The median age in the town was 52.9 years. 14.9% of residents were under the age of 18; 4.2% were between the ages of 18 and 24; 16.1% were from 25 to 44; 31.9% were from 45 to 64; and 32.8% were 65 years of age or older. The gender makeup of the town was 49.0% male and 51.0% female.

===2000 census===
As of the census of 2000, there were 339 people, 164 households, and 83 families residing in the town. The population density was 1,061.4 PD/sqmi. There were 204 housing units at an average density of 638.7 /sqmi. The racial makeup of the town was 99.41% White, and 0.59% from two or more races. Hispanic or Latino of any race were 0.29% of the population.

There were 164 households, out of which 25.0% had children under the age of 18 living with them, 47.0% were married couples living together, 3.0% had a female householder with no husband present, and 48.8% were non-families. 47.6% of all households were made up of individuals, and 30.5% had someone living alone who was 65 years of age or older. The average household size was 2.07 and the average family size was 3.05.

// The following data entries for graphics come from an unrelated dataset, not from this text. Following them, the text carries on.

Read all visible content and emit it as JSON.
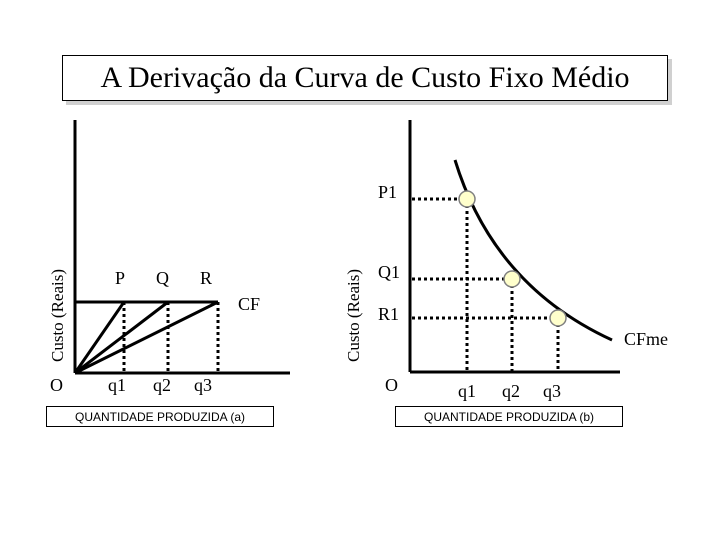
{
  "title": "A Derivação da Curva de Custo Fixo Médio",
  "panel_a": {
    "ylabel": "Custo (Reais)",
    "origin": "O",
    "ray_labels": [
      "P",
      "Q",
      "R"
    ],
    "cf_label": "CF",
    "qty_labels": [
      "q1",
      "q2",
      "q3"
    ],
    "xlabel": "QUANTIDADE PRODUZIDA (a)"
  },
  "panel_b": {
    "ylabel": "Custo (Reais)",
    "origin": "O",
    "price_labels": [
      "P1",
      "Q1",
      "R1"
    ],
    "curve_label": "CFme",
    "qty_labels": [
      "q1",
      "q2",
      "q3"
    ],
    "xlabel": "QUANTIDADE PRODUZIDA (b)"
  },
  "colors": {
    "point_fill": "#ffffcc",
    "title_shadow": "#d0d0d0"
  }
}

In the town, the population was spread out, with 24.2% under the age of 18, 5.6% from 18 to 24, 24.5% from 25 to 44, 19.2% from 45 to 64, and 26.5% who were 65 years of age or older. The median age was 41 years. For every 100 females, there were 91.5 males. For every 100 females age 18 and over, there were 86.2 males.

The median income for a household in the town was $24,545, and the median income for a family was $36,250. Males had a median income of $23,194 versus $18,750 for females. The per capita income for the town was $13,109. About 7.5% of families and 10.8% of the population were below the poverty line, including none of those under age 18 and 25.5% of those age 65 or over.